Provides water at nearly constant temperature

A pressure-balanced valve provides water at nearly constant temperature to a shower or bathtub, despite pressure fluctuations in either the hot or cold supply lines.

==Mechanism==
If, for example, someone flushes a toilet while the shower is in use, the fixture suddenly draws a significant amount of cold water from the common supply line, causing a pressure drop. In the absence of a compensating mechanism, the relatively higher pressure in the hot water supply line will cause the shower temperature to rise just as suddenly, possibly reaching an uncomfortable or even dangerous level. Conversely, if someone opens a hot water faucet elsewhere, the relatively higher pressure in the cold water supply line will cause the shower temperature to drop suddenly. This is described in US patent 3674048.

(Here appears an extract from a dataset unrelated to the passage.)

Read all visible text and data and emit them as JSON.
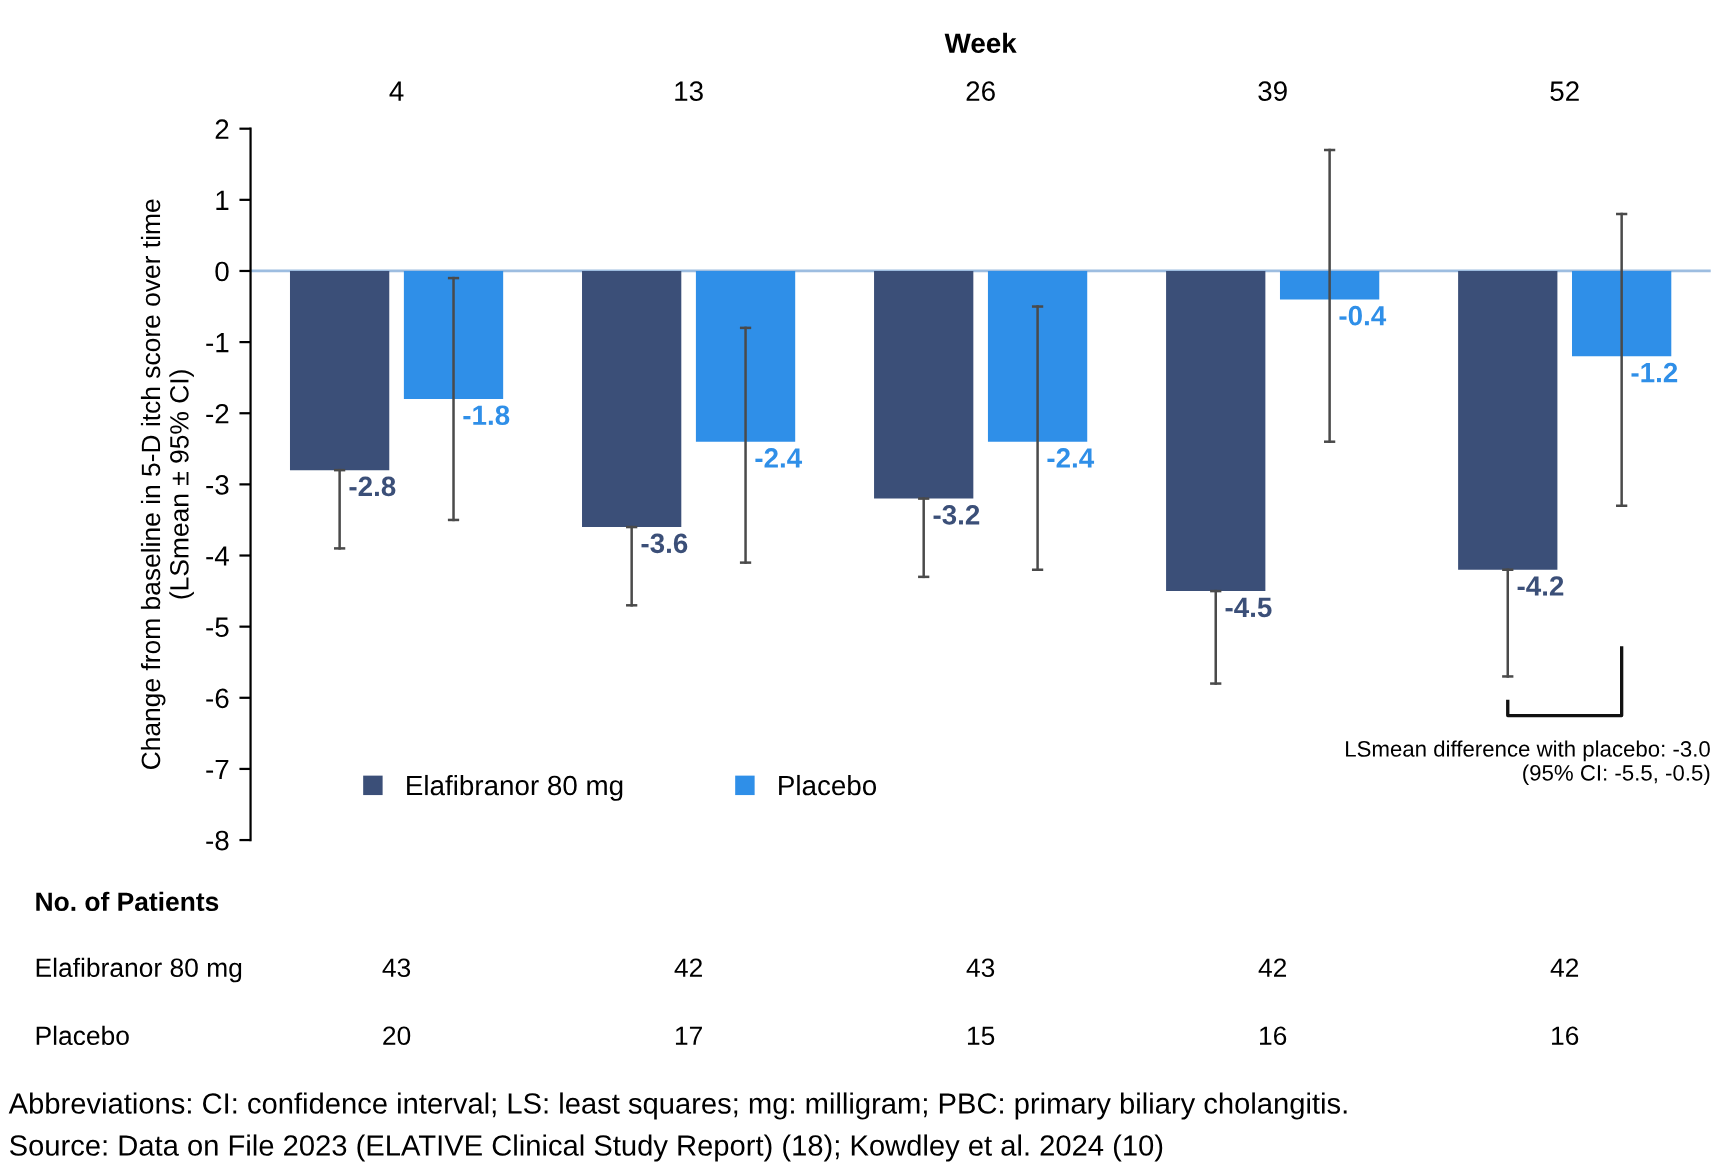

The pressure-balanced shower valve compensates for changes in water pressure. It has a diaphragm or piston inside that reacts to relative changes in either hot or cold water pressure to maintain balanced pressure. As water pressure drops on one supply line, the valve reduces the pressure in the other supply line to match. A side effect of this is that the pressure and flow at the shower head or tub spigot will drop twice as much as if only one supply line had been affected, but without a large temperature change. There are ball bearings in the valves to regulate forces.

The use of pressure-balanced valves can prevent scalding injuries, in particular to the elderly, the infirm, to children and infants. Based on that, some municipalities require by building codes to have it installed.